Plans to reverse the effects of global warming by injecting reflective particles into the stratosphere which would mimic the impact of large, tropical volcanic eruptions could have a catastrophic impact on some of the most fragile ecosystems on earth, according to new research led by Angus Ferraro, Dr Andrew Charlton-Perez & Professor Ellie Highwood.
Aerosols in the stratosphere reflect sunlight, reducing the amount of solar energy reaching the surface. This occurs naturally after large volcanic eruptions, such as that of Mount Pinatubo in 1991, which led to a large short-term dip in global temperatures. Aerosols could potentially be artificially sprayed into the upper atmosphere to counteract the effects of climate change. But scientists suggest that such stratospheric aerosol injection, probably the leading candidate for a workable geoengineering scheme, could create significant, harmful side effects by weakening weather systems in the tropics.
However, research published today in Environmental Research Letters and reported by the BBC, the Guardian & the Independent suggests one method of geoengineering: pumping sunlight-reflecting particles into the stratosphere could reduce tropical rainfall by 30%, drying the tropical rainforests in Asia & South America and intensifying periods of drought in Africa. The research also highlights how geoengineering could provide solutions for some regions while causing more problems in others, opening up the possibility of conflict between countries if they were to act unilaterally to alter the climate. In general, countries in northern Europe and parts of Asia would be most likely to benefit, at the expense of parts of Africa, North and South America and South-East Asia.
Dr Andrew Charlton-Perez, one of the co-authors of the research, said: “We have shown that one of the leading candidates for geoengineering could cause a new unintended side-effect over a large part of the planet. The risks from this kind of geo-engineering are huge. A reduction in tropical rainfall of 30% would, for example, quickly dry out Indonesia so much that even the wettest years after a man-made intervention would be equal to drought conditions now. The ecosystems of the tropics are among the most fragile on Earth. We would see changes happening so quickly that there would be little time for people to adapt.”

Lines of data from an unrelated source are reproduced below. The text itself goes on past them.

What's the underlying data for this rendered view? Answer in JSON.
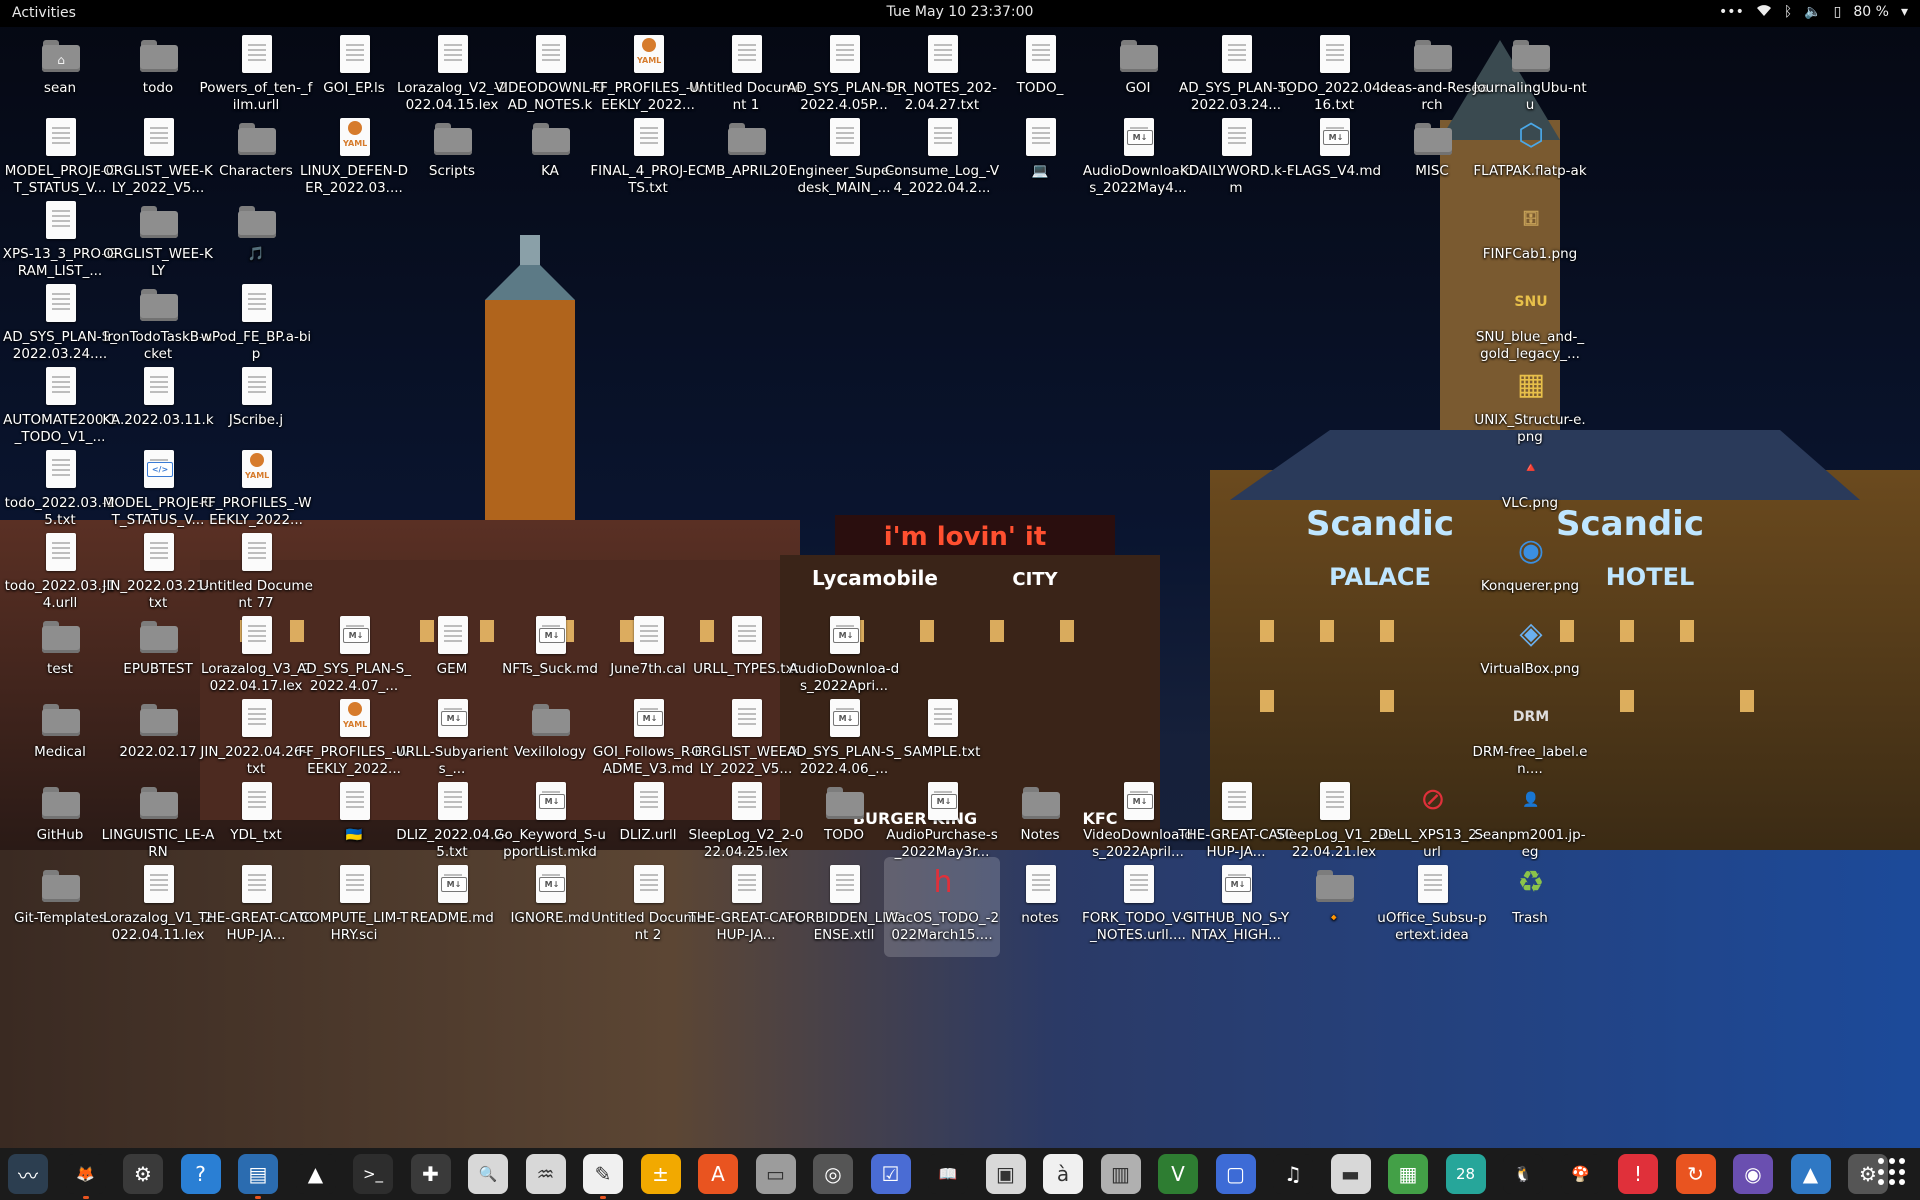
{
  "topbar": {
    "activities": "Activities",
    "clock": "Tue May 10  23:37:00",
    "tray": {
      "menu": "•••",
      "battery_pct": "80 %"
    }
  },
  "wallpaper": {
    "signs": {
      "mcd": "i'm lovin' it",
      "lycamobile": "Lycamobile",
      "city": "CITY",
      "scandic_left": "Scandic",
      "palace": "PALACE",
      "scandic_right": "Scandic",
      "hotel": "HOTEL",
      "burger": "BURGER KING",
      "kfc": "KFC"
    }
  },
  "desktop_icons": [
    {
      "label": "sean",
      "kind": "folder",
      "mark": "⌂"
    },
    {
      "label": "todo",
      "kind": "folder"
    },
    {
      "label": "Powers_of_ten-_film.urll",
      "kind": "doc"
    },
    {
      "label": "GOI_EP.ls",
      "kind": "doc"
    },
    {
      "label": "Lorazalog_V2_-2022.04.15.lex",
      "kind": "doc"
    },
    {
      "label": "VIDEODOWNL-OAD_NOTES.k",
      "kind": "doc"
    },
    {
      "label": "FF_PROFILES_-WEEKLY_2022...",
      "kind": "yaml"
    },
    {
      "label": "Untitled Document 1",
      "kind": "doc"
    },
    {
      "label": "AD_SYS_PLAN-S_2022.4.05P...",
      "kind": "doc"
    },
    {
      "label": "DR_NOTES_202-2.04.27.txt",
      "kind": "doc"
    },
    {
      "label": "TODO_",
      "kind": "doc"
    },
    {
      "label": "GOI",
      "kind": "folder"
    },
    {
      "label": "AD_SYS_PLAN-S_2022.03.24...",
      "kind": "doc"
    },
    {
      "label": "TODO_2022.04.-16.txt",
      "kind": "doc"
    },
    {
      "label": "Ideas-and-Research",
      "kind": "folder"
    },
    {
      "label": "JournalingUbu-ntu",
      "kind": "folder"
    },
    {
      "label": "MODEL_PROJE-CT_STATUS_V...",
      "kind": "doc"
    },
    {
      "label": "ORGLIST_WEE-KLY_2022_V5...",
      "kind": "doc"
    },
    {
      "label": "Characters",
      "kind": "folder"
    },
    {
      "label": "LINUX_DEFEN-DER_2022.03....",
      "kind": "yaml"
    },
    {
      "label": "Scripts",
      "kind": "folder"
    },
    {
      "label": "KA",
      "kind": "folder"
    },
    {
      "label": "FINAL_4_PROJ-ECTS.txt",
      "kind": "doc"
    },
    {
      "label": "MB_APRIL20",
      "kind": "folder"
    },
    {
      "label": "Engineer_Supe-rdesk_MAIN_...",
      "kind": "doc"
    },
    {
      "label": "Consume_Log_-V4_2022.04.2...",
      "kind": "doc"
    },
    {
      "label": "💻",
      "kind": "doc"
    },
    {
      "label": "AudioDownloa-ds_2022May4...",
      "kind": "md"
    },
    {
      "label": "KDAILYWORD.k-tm",
      "kind": "doc"
    },
    {
      "label": "FLAGS_V4.md",
      "kind": "md"
    },
    {
      "label": "MISC",
      "kind": "folder"
    },
    {
      "label": "FLATPAK.flatp-ak",
      "kind": "special",
      "glyph": "⬡",
      "color": "#4aa8e8"
    },
    {
      "label": "XPS-13_3_PRO-GRAM_LIST_...",
      "kind": "doc"
    },
    {
      "label": "ORGLIST_WEE-KLY",
      "kind": "folder"
    },
    {
      "label": "🎵",
      "kind": "folder"
    },
    {
      "label": "FINFCab1.png",
      "kind": "special",
      "glyph": "🗄",
      "color": "#c9a45a"
    },
    {
      "label": "AD_SYS_PLAN-S_2022.03.24....",
      "kind": "doc"
    },
    {
      "label": "IronTodoTaskB-ucket",
      "kind": "folder"
    },
    {
      "label": "wPod_FE_BP.a-bip",
      "kind": "doc"
    },
    {
      "label": "SNU_blue_and-_gold_legacy_...",
      "kind": "special",
      "glyph": "SNU",
      "color": "#e8c04a"
    },
    {
      "label": "AUTOMATE200-1_TODO_V1_...",
      "kind": "doc"
    },
    {
      "label": "KA.2022.03.11.k",
      "kind": "doc"
    },
    {
      "label": "JScribe.j",
      "kind": "doc"
    },
    {
      "label": "UNIX_Structur-e.png",
      "kind": "special",
      "glyph": "▦",
      "color": "#e8c04a"
    },
    {
      "label": "todo_2022.03.-25.txt",
      "kind": "doc"
    },
    {
      "label": "MODEL_PROJE-CT_STATUS_V...",
      "kind": "code"
    },
    {
      "label": "FF_PROFILES_-WEEKLY_2022...",
      "kind": "yaml"
    },
    {
      "label": "VLC.png",
      "kind": "special",
      "glyph": "🔺",
      "color": "#f08a1c"
    },
    {
      "label": "todo_2022.03.-14.urll",
      "kind": "doc"
    },
    {
      "label": "JIN_2022.03.21-.txt",
      "kind": "doc"
    },
    {
      "label": "Untitled Document 77",
      "kind": "doc"
    },
    {
      "label": "Konquerer.png",
      "kind": "special",
      "glyph": "◉",
      "color": "#3b8fe0"
    },
    {
      "label": "test",
      "kind": "folder"
    },
    {
      "label": "EPUBTEST",
      "kind": "folder"
    },
    {
      "label": "Lorazalog_V3_-2022.04.17.lex",
      "kind": "doc"
    },
    {
      "label": "AD_SYS_PLAN-S_2022.4.07_...",
      "kind": "md"
    },
    {
      "label": "GEM",
      "kind": "doc"
    },
    {
      "label": "NFTs_Suck.md",
      "kind": "md"
    },
    {
      "label": "June7th.cal",
      "kind": "doc"
    },
    {
      "label": "URLL_TYPES.txt",
      "kind": "doc"
    },
    {
      "label": "AudioDownloa-ds_2022Apri...",
      "kind": "md"
    },
    {
      "label": "VirtualBox.png",
      "kind": "special",
      "glyph": "◈",
      "color": "#6ab0f0"
    },
    {
      "label": "Medical",
      "kind": "folder"
    },
    {
      "label": "2022.02.17",
      "kind": "folder"
    },
    {
      "label": "JIN_2022.04.26-.txt",
      "kind": "doc"
    },
    {
      "label": "FF_PROFILES_-WEEKLY_2022...",
      "kind": "yaml"
    },
    {
      "label": "URLL-Subyarients_...",
      "kind": "md"
    },
    {
      "label": "Vexillology",
      "kind": "folder"
    },
    {
      "label": "GOI_Follows_R-EADME_V3.md",
      "kind": "md"
    },
    {
      "label": "ORGLIST_WEE-KLY_2022_V5...",
      "kind": "doc"
    },
    {
      "label": "AD_SYS_PLAN-S_2022.4.06_...",
      "kind": "md"
    },
    {
      "label": "SAMPLE.txt",
      "kind": "doc"
    },
    {
      "label": "DRM-free_label.en....",
      "kind": "special",
      "glyph": "DRM",
      "color": "#dddddd"
    },
    {
      "label": "GitHub",
      "kind": "folder"
    },
    {
      "label": "LINGUISTIC_LE-ARN",
      "kind": "folder"
    },
    {
      "label": "YDL_txt",
      "kind": "doc"
    },
    {
      "label": "🇺🇦",
      "kind": "doc"
    },
    {
      "label": "DLIZ_2022.04.2-5.txt",
      "kind": "doc"
    },
    {
      "label": "Go_Keyword_S-upportList.mkd",
      "kind": "md"
    },
    {
      "label": "DLIZ.urll",
      "kind": "doc"
    },
    {
      "label": "SleepLog_V2_2-022.04.25.lex",
      "kind": "doc"
    },
    {
      "label": "TODO",
      "kind": "folder"
    },
    {
      "label": "AudioPurchase-s_2022May3r...",
      "kind": "md"
    },
    {
      "label": "Notes",
      "kind": "folder"
    },
    {
      "label": "VideoDownloa-ds_2022April...",
      "kind": "md"
    },
    {
      "label": "THE-GREAT-CATCHUP-JA...",
      "kind": "doc"
    },
    {
      "label": "SleepLog_V1_2-022.04.21.lex",
      "kind": "doc"
    },
    {
      "label": "DeLL_XPS13_2.-url",
      "kind": "special",
      "glyph": "⊘",
      "color": "#e0303a"
    },
    {
      "label": "Seanpm2001.jp-eg",
      "kind": "special",
      "glyph": "👤",
      "color": "#ccc"
    },
    {
      "label": "Git-Templates",
      "kind": "folder"
    },
    {
      "label": "Lorazalog_V1_-2022.04.11.lex",
      "kind": "doc"
    },
    {
      "label": "THE-GREAT-CATCHUP-JA...",
      "kind": "doc"
    },
    {
      "label": "COMPUTE_LIM-THRY.sci",
      "kind": "doc"
    },
    {
      "label": "README.md",
      "kind": "md"
    },
    {
      "label": "IGNORE.md",
      "kind": "md"
    },
    {
      "label": "Untitled Document 2",
      "kind": "doc"
    },
    {
      "label": "THE-GREAT-CATCHUP-JA...",
      "kind": "doc"
    },
    {
      "label": "FORBIDDEN_LI-CENSE.xtll",
      "kind": "doc"
    },
    {
      "label": "WacOS_TODO_-2022March15....",
      "kind": "special",
      "glyph": "h",
      "color": "#e0303a"
    },
    {
      "label": "notes",
      "kind": "doc"
    },
    {
      "label": "FORK_TODO_V-5_NOTES.urll....",
      "kind": "doc"
    },
    {
      "label": "GITHUB_NO_S-YNTAX_HIGH...",
      "kind": "md"
    },
    {
      "label": "🔸",
      "kind": "folder"
    },
    {
      "label": "uOffice_Subsu-pertext.idea",
      "kind": "doc"
    },
    {
      "label": "Trash",
      "kind": "special",
      "glyph": "♻",
      "color": "#8bc34a"
    }
  ],
  "dock": [
    {
      "name": "system-monitor",
      "glyph": "〰",
      "bg": "#2c3e50",
      "run": false
    },
    {
      "name": "firefox",
      "glyph": "🦊",
      "bg": "#1b1b1b",
      "run": true
    },
    {
      "name": "settings",
      "glyph": "⚙",
      "bg": "#3a3a3a",
      "run": false
    },
    {
      "name": "help",
      "glyph": "?",
      "bg": "#2a7fd4",
      "run": false
    },
    {
      "name": "writer",
      "glyph": "▤",
      "bg": "#2b6cb0",
      "run": true
    },
    {
      "name": "vlc",
      "glyph": "▲",
      "bg": "#1b1b1b",
      "run": false
    },
    {
      "name": "terminal",
      "glyph": ">_",
      "bg": "#2d2d2d",
      "run": false
    },
    {
      "name": "add-app",
      "glyph": "✚",
      "bg": "#3a3a3a",
      "run": false
    },
    {
      "name": "search",
      "glyph": "🔍",
      "bg": "#d8d8d8",
      "run": false
    },
    {
      "name": "monitor",
      "glyph": "♒",
      "bg": "#d8d8d8",
      "run": false
    },
    {
      "name": "text-editor",
      "glyph": "✎",
      "bg": "#f0f0f0",
      "run": true
    },
    {
      "name": "calculator",
      "glyph": "±",
      "bg": "#f2a900",
      "run": false
    },
    {
      "name": "software",
      "glyph": "A",
      "bg": "#e95420",
      "run": false
    },
    {
      "name": "files",
      "glyph": "▭",
      "bg": "#9c9c9c",
      "run": false
    },
    {
      "name": "disks",
      "glyph": "◎",
      "bg": "#555",
      "run": false
    },
    {
      "name": "tasks",
      "glyph": "☑",
      "bg": "#4a6cd4",
      "run": false
    },
    {
      "name": "reader",
      "glyph": "📖",
      "bg": "#1b1b1b",
      "run": false
    },
    {
      "name": "document-scanner",
      "glyph": "▣",
      "bg": "#d8d8d8",
      "run": false
    },
    {
      "name": "character-map",
      "glyph": "à",
      "bg": "#f0f0f0",
      "run": false
    },
    {
      "name": "archive",
      "glyph": "▥",
      "bg": "#b0b0b0",
      "run": false
    },
    {
      "name": "vim",
      "glyph": "V",
      "bg": "#2e7d32",
      "run": false
    },
    {
      "name": "boxes",
      "glyph": "▢",
      "bg": "#3d6bd6",
      "run": false
    },
    {
      "name": "music",
      "glyph": "♫",
      "bg": "#1b1b1b",
      "run": false
    },
    {
      "name": "pdf",
      "glyph": "▬",
      "bg": "#d8d8d8",
      "run": false
    },
    {
      "name": "calc",
      "glyph": "▦",
      "bg": "#43a047",
      "run": false
    },
    {
      "name": "calendar",
      "glyph": "28",
      "bg": "#26a69a",
      "run": false
    },
    {
      "name": "penguin",
      "glyph": "🐧",
      "bg": "#1b1b1b",
      "run": false
    },
    {
      "name": "game",
      "glyph": "🍄",
      "bg": "#1b1b1b",
      "run": false
    },
    {
      "name": "alert",
      "glyph": "!",
      "bg": "#e0303a",
      "run": false
    },
    {
      "name": "updates",
      "glyph": "↻",
      "bg": "#e95420",
      "run": false
    },
    {
      "name": "screenshot",
      "glyph": "◉",
      "bg": "#6a4fb0",
      "run": false
    },
    {
      "name": "photos",
      "glyph": "▲",
      "bg": "#2f78c4",
      "run": false
    },
    {
      "name": "tweaks",
      "glyph": "⚙",
      "bg": "#555",
      "run": false
    }
  ]
}
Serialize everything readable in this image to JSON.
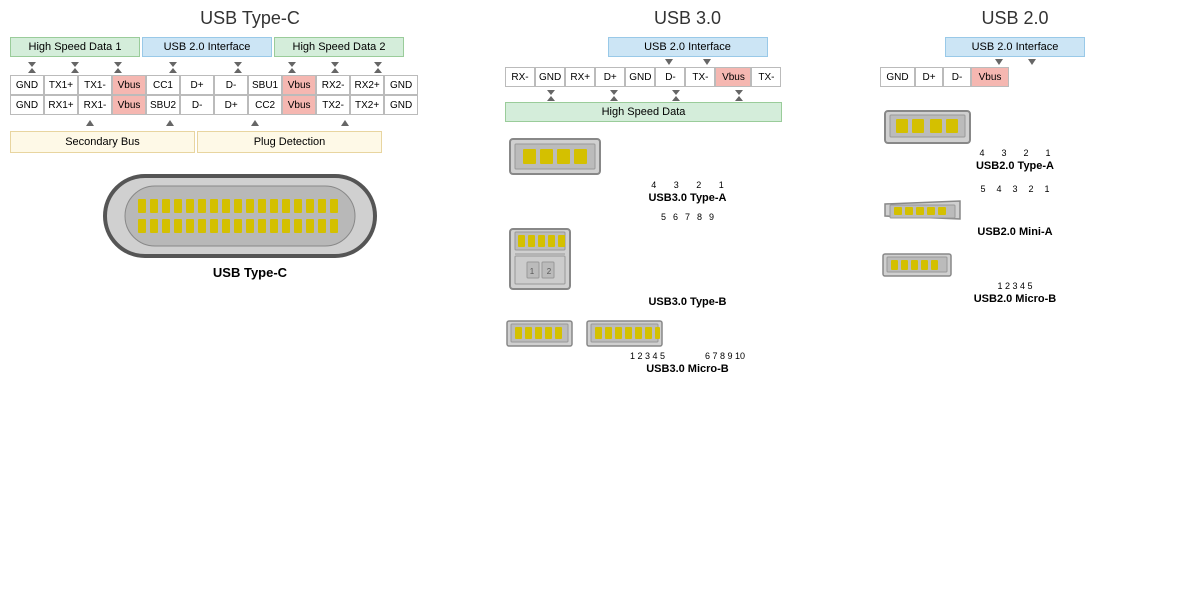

Co-author of the paper Professor Ellie Highwood, said: “Climate scientists agree that cutting carbon emissions is still necessary to curb the damaging effects of future climate change. However, since such cuts are far from certain to materialise, proponents of geoengineering research argue that whatever the world decides on its carbon emissions, it would be prudent to explore alternatives that might help us in the decades ahead. On the evidence of this research, stratospheric aerosol geoengineering is not providing world leaders with any easy answers to the problem of climate change.”
Angus Ferraro, lead author said: “To reduce global temperatures enough to counter effects of global warming would require a massive injection of aerosol – the small particles that reflect sunlight back into space. This would be equivalent to a volcanic eruption five times the size of that of Mount Pinatubo in 1991 every year. Previous predictions of how stratospheric aerosol injection would affect climate were based on a number of assumptions. By actually modelling what would happen if aerosol were to be pumped into the atmosphere around the equator, we have revealed a new impact of geo-engineering on tropical climate. As well as reflecting some of the incoming energy from the sun and cooling surface temperature, the aerosol also absorbs some of the heat energy coming from the surface which warms the stratosphere. We have shown for the first time that warming the stratosphere makes the troposphere below more stable, weakening upward motion and reducing the amount of rainfall at the surface.”